Archive for June, 2010


We actually don’t have any coffee tables in our house (it’s a vaastu thing), so we’d call these “end table books.”  I like to display books around the house – so the kids can browse through them when they want.  I rotate the books (like I do with our toys) every now and then to keep things fresh – but these 3 are my absolute favourites – and are always story-starters for the kids:

Light of India: A Conflagration of Indian Matchbox Art by Warren Dotz :  This is much more than a book of pretty matchbox visuals – think of it as a concise distillation of Indian history, culture and iconography.  From images of India’s historical heroes, architecture, religious and political symbols – it’s great learning for the kids.  It really is “India in a matchbox.”

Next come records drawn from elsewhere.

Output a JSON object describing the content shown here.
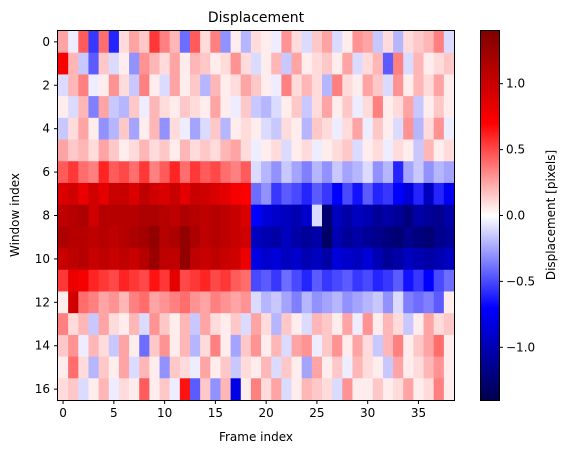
{
  "chart_data": {
    "type": "heatmap",
    "title": "Displacement",
    "xlabel": "Frame index",
    "ylabel": "Window index",
    "colorbar_label": "Displacement [pixels]",
    "colormap": "seismic",
    "grid": false,
    "n_cols": 39,
    "n_rows": 17,
    "xlim": [
      -0.5,
      38.5
    ],
    "ylim": [
      -0.5,
      16.5
    ],
    "clim": [
      -1.4,
      1.4
    ],
    "x_ticks": [
      0,
      5,
      10,
      15,
      20,
      25,
      30,
      35
    ],
    "x_tick_labels": [
      "0",
      "5",
      "10",
      "15",
      "20",
      "25",
      "30",
      "35"
    ],
    "y_ticks": [
      0,
      2,
      4,
      6,
      8,
      10,
      12,
      14,
      16
    ],
    "y_tick_labels": [
      "0",
      "2",
      "4",
      "6",
      "8",
      "10",
      "12",
      "14",
      "16"
    ],
    "colorbar_ticks": [
      1.0,
      0.5,
      0.0,
      -0.5,
      -1.0
    ],
    "colorbar_tick_labels": [
      "1.0",
      "0.5",
      "0.0",
      "−0.5",
      "−1.0"
    ],
    "values": [
      [
        0.25,
        -0.05,
        0.45,
        -0.55,
        0.4,
        -0.6,
        0.1,
        0.25,
        0.15,
        0.55,
        0.35,
        0.2,
        -0.4,
        0.45,
        0.1,
        0.35,
        -0.3,
        0.05,
        -0.2,
        0.1,
        0.05,
        -0.05,
        0.3,
        0.1,
        -0.1,
        0.15,
        0.25,
        -0.1,
        0.05,
        0.3,
        0.25,
        -0.15,
        0.1,
        -0.2,
        0.1,
        0.15,
        0.2,
        0.35,
        -0.1
      ],
      [
        0.75,
        0.2,
        -0.15,
        -0.45,
        0.15,
        -0.1,
        0.05,
        -0.3,
        0.3,
        0.2,
        0.1,
        0.25,
        0.05,
        0.2,
        0.15,
        0.05,
        0.1,
        0.3,
        0.1,
        -0.1,
        0.05,
        0.2,
        -0.15,
        0.25,
        0.05,
        0.1,
        0.15,
        0.05,
        0.25,
        -0.1,
        0.1,
        0.2,
        -0.45,
        0.35,
        -0.1,
        0.2,
        0.05,
        0.1,
        0.15
      ],
      [
        -0.1,
        0.2,
        0.35,
        -0.05,
        0.05,
        0.3,
        0.1,
        -0.15,
        0.35,
        0.05,
        -0.1,
        0.25,
        0.05,
        0.15,
        -0.2,
        0.2,
        0.05,
        0.1,
        0.25,
        0.15,
        0.05,
        -0.05,
        0.35,
        0.1,
        0.2,
        0.1,
        -0.2,
        0.35,
        0.1,
        0.05,
        0.25,
        0.15,
        -0.1,
        0.3,
        0.05,
        0.2,
        0.1,
        0.25,
        0.05
      ],
      [
        0.05,
        -0.1,
        0.2,
        -0.35,
        0.25,
        -0.15,
        -0.2,
        0.15,
        -0.05,
        0.2,
        0.1,
        0.05,
        0.15,
        0.1,
        0.05,
        0.25,
        0.05,
        -0.05,
        0.15,
        -0.15,
        -0.2,
        -0.1,
        0.05,
        0.15,
        -0.15,
        0.1,
        0.25,
        0.05,
        0.15,
        -0.05,
        0.1,
        0.35,
        0.05,
        0.1,
        0.25,
        -0.15,
        0.05,
        0.15,
        0.05
      ],
      [
        -0.15,
        0.1,
        0.25,
        0.05,
        -0.3,
        -0.2,
        0.15,
        -0.25,
        0.05,
        0.2,
        -0.3,
        0.1,
        -0.05,
        -0.25,
        -0.1,
        0.15,
        -0.2,
        0.05,
        0.1,
        0.05,
        -0.1,
        -0.15,
        0.1,
        0.05,
        -0.2,
        0.15,
        0.1,
        -0.05,
        0.1,
        0.25,
        -0.05,
        0.15,
        0.05,
        -0.1,
        0.3,
        -0.2,
        0.1,
        0.3,
        -0.05
      ],
      [
        0.25,
        0.15,
        0.2,
        0.1,
        0.25,
        0.15,
        0.05,
        0.1,
        0.2,
        0.1,
        0.15,
        0.05,
        0.2,
        0.1,
        0.15,
        0.1,
        0.2,
        0.25,
        0.1,
        -0.05,
        0.05,
        0.1,
        -0.1,
        0.05,
        0.1,
        -0.05,
        0.05,
        0.1,
        0.15,
        -0.1,
        0.05,
        0.1,
        -0.05,
        0.1,
        0.05,
        -0.15,
        0.2,
        0.05,
        0.1
      ],
      [
        0.45,
        0.55,
        0.4,
        0.35,
        0.6,
        0.45,
        0.5,
        0.4,
        0.55,
        0.35,
        0.45,
        0.6,
        0.4,
        0.55,
        0.45,
        0.5,
        0.4,
        0.35,
        0.45,
        -0.1,
        -0.2,
        -0.3,
        -0.15,
        -0.25,
        -0.35,
        -0.2,
        -0.3,
        -0.15,
        -0.25,
        -0.2,
        -0.1,
        -0.3,
        -0.2,
        -0.6,
        -0.25,
        -0.15,
        -0.3,
        -0.2,
        -0.25
      ],
      [
        0.9,
        0.95,
        0.8,
        0.95,
        0.85,
        1.0,
        1.0,
        0.9,
        1.05,
        0.95,
        0.9,
        1.0,
        0.85,
        1.0,
        0.95,
        0.9,
        0.85,
        0.75,
        0.7,
        -0.4,
        -0.3,
        -0.55,
        -0.45,
        -0.5,
        -0.6,
        -0.45,
        -0.55,
        -0.7,
        -0.5,
        -0.65,
        -0.45,
        -0.6,
        -0.55,
        -0.7,
        -0.85,
        -0.6,
        -0.95,
        -0.6,
        -0.75
      ],
      [
        1.05,
        1.1,
        1.15,
        0.95,
        1.1,
        1.1,
        1.1,
        1.1,
        1.15,
        1.15,
        1.1,
        1.05,
        1.15,
        1.1,
        1.05,
        1.1,
        1.05,
        1.0,
        0.9,
        -0.7,
        -0.85,
        -0.9,
        -0.95,
        -1.0,
        -0.9,
        -0.1,
        -1.25,
        -0.95,
        -1.05,
        -0.95,
        -1.0,
        -1.1,
        -1.05,
        -1.1,
        -1.2,
        -1.05,
        -1.1,
        -1.15,
        -1.05
      ],
      [
        1.15,
        1.1,
        1.1,
        1.05,
        1.1,
        1.05,
        1.1,
        1.15,
        1.2,
        1.3,
        1.1,
        1.15,
        1.3,
        1.15,
        1.05,
        1.1,
        1.05,
        1.0,
        0.95,
        -0.95,
        -1.0,
        -1.05,
        -0.95,
        -1.05,
        -1.1,
        -1.05,
        -1.3,
        -1.0,
        -1.1,
        -1.05,
        -1.1,
        -1.15,
        -1.2,
        -1.25,
        -1.15,
        -1.2,
        -1.25,
        -1.15,
        -1.1
      ],
      [
        1.0,
        1.05,
        1.1,
        1.0,
        1.05,
        1.0,
        1.05,
        1.0,
        1.1,
        1.25,
        1.05,
        1.05,
        1.3,
        1.05,
        1.0,
        1.05,
        1.0,
        0.95,
        0.8,
        -0.8,
        -0.9,
        -0.85,
        -0.95,
        -0.9,
        -1.0,
        -0.95,
        -1.05,
        -0.85,
        -0.9,
        -0.95,
        -0.85,
        -1.0,
        -1.1,
        -1.05,
        -0.95,
        -1.0,
        -1.05,
        -1.0,
        -0.95
      ],
      [
        0.55,
        0.8,
        0.75,
        0.6,
        0.55,
        0.5,
        0.6,
        0.55,
        0.5,
        0.65,
        0.55,
        0.85,
        0.5,
        0.55,
        0.6,
        0.5,
        0.55,
        0.45,
        0.4,
        -0.5,
        -0.45,
        -0.55,
        -0.4,
        -0.5,
        -0.6,
        -0.45,
        -0.55,
        -0.5,
        -0.45,
        -0.55,
        -0.5,
        -0.6,
        -0.55,
        -0.45,
        -0.65,
        -0.55,
        -0.7,
        -0.5,
        -0.4
      ],
      [
        0.05,
        0.95,
        0.4,
        0.35,
        0.25,
        0.3,
        0.2,
        0.35,
        0.4,
        0.25,
        0.3,
        0.35,
        0.4,
        0.3,
        0.25,
        0.35,
        0.3,
        0.25,
        0.3,
        -0.1,
        -0.2,
        -0.15,
        -0.25,
        -0.35,
        -0.2,
        -0.3,
        -0.25,
        -0.2,
        -0.3,
        -0.25,
        -0.2,
        -0.15,
        -0.3,
        -0.1,
        -0.35,
        -0.4,
        -0.35,
        -0.45,
        0.05
      ],
      [
        0.35,
        0.1,
        0.2,
        -0.15,
        0.25,
        0.1,
        0.05,
        0.2,
        -0.1,
        0.3,
        0.15,
        0.05,
        0.2,
        -0.15,
        0.25,
        0.1,
        0.05,
        0.15,
        -0.1,
        0.25,
        0.1,
        -0.2,
        0.15,
        0.05,
        -0.1,
        0.2,
        0.15,
        0.05,
        0.25,
        -0.05,
        0.3,
        0.05,
        0.2,
        0.1,
        -0.15,
        0.05,
        0.25,
        0.1,
        0.15
      ],
      [
        0.15,
        0.3,
        -0.05,
        0.2,
        0.1,
        -0.15,
        0.25,
        0.05,
        -0.4,
        0.15,
        0.3,
        0.05,
        0.2,
        -0.2,
        0.1,
        0.35,
        0.05,
        -0.25,
        0.15,
        0.3,
        0.05,
        0.2,
        -0.1,
        0.25,
        0.3,
        -0.05,
        0.15,
        0.3,
        0.05,
        0.25,
        0.1,
        -0.15,
        0.2,
        0.35,
        0.05,
        0.15,
        0.25,
        0.4,
        0.05
      ],
      [
        0.05,
        0.4,
        0.1,
        -0.2,
        0.15,
        0.05,
        0.25,
        -0.1,
        0.2,
        0.05,
        -0.3,
        0.15,
        0.1,
        -0.05,
        0.25,
        0.05,
        0.15,
        -0.15,
        0.1,
        0.05,
        0.2,
        -0.1,
        0.15,
        0.05,
        -0.25,
        0.25,
        0.05,
        0.15,
        -0.05,
        0.2,
        0.1,
        0.05,
        -0.15,
        0.25,
        0.05,
        0.1,
        0.2,
        0.3,
        0.05
      ],
      [
        0.1,
        0.15,
        -0.1,
        0.05,
        0.2,
        -0.05,
        0.1,
        0.05,
        0.45,
        0.05,
        0.15,
        -0.05,
        0.65,
        -0.45,
        0.15,
        -0.3,
        0.2,
        -0.8,
        0.05,
        0.35,
        0.1,
        0.25,
        -0.1,
        0.05,
        0.2,
        0.15,
        0.1,
        -0.1,
        0.3,
        0.05,
        0.05,
        0.15,
        0.05,
        0.1,
        0.25,
        0.05,
        0.1,
        0.35,
        0.05
      ]
    ]
  }
}
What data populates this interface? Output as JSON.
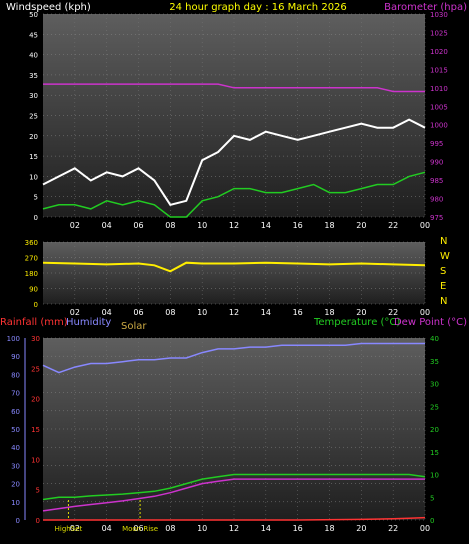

Around the Word in 80 Plates by Rashmi Uday Singh:  From Asia to Europe and Africa and Australia, this book is a collection of recipes from 80 celebrated chefs around the world.  AND all the dishes are vegetarian!  I fail to understand why this book hasn’t received more press – it’s a must-have in any gastronome’s library.

Beasts of India by Gita Wolf and Kanchana Arni:  This is an amazing compilation of Indian folk and tribal art that kids can really relate to.  There are pictures of lions, tigers and other “beasts” in various regional art – even my 4-year-old can distinguish between Madhubani and Gond styles.  And the book is actually “handmade” – it’s screenprinted on handmade paper.  Talk about art!


I was clearing out some boxes this past weekend, and I came across the Annaprasana Invitations that I had printed for my son a few years ago.  Aren’t they cute?

They’e from Crane & Co. – it just so happened that I was in their store and saw a set of boxed notecards with that darling little spoon.  I asked if they could print text for me on the inside (don’t remember exactly how much it was – but very inexpensive) – and there I had something memorable to send to our family and friends.

I had written before about my admiration for the concept of the 16 Hindu Samskaras (see the Vidyarambam post).  The Annaprasana is the 7th samskara (the 4th one after the actual birth of the child).  It marks the baby’s first solid food feeding (anna means “rice” and prasana means “to enter”), and is typically performed during the 6th month (or even months for boys and odd months for girls) at a chosen muhurtham (or “auspicious day and time”).  The baby is fed rice kheer or payasam with a golden ring by either the father or a senior male family member.  In our family, the feeding is done in conjunction with a prayer ceremony, and afterwards we have a fun game where we place an array of objects around the child (a pen, gold jewelry, a book, money, a (toy) knife, etc.) to see what grabs the child’s attention.  The choice is supposed to forecast the child’s interest or vocation as an adult.

It is remarkable to me how this 4,000(+)-year-old tradition so beautifully connects the spiritual significance of food with the physical needs of the child.  According to Rajbali Pandey (author of Hindu Samskaras – my favourite text on the subject), “Food was a lifegiving substance.  People thought that there was something mysterious about it from which life emanated.  The source of energy was to be infused into the child with the help of gods.”

As a mother, baby’s firsts are always emotional moments.  The Annaprasana is truly a poetic way to share one of these firsts with friends and families.  As South Asians continue to root themselves in Western society, I hope I get invited to more samskara celebrations!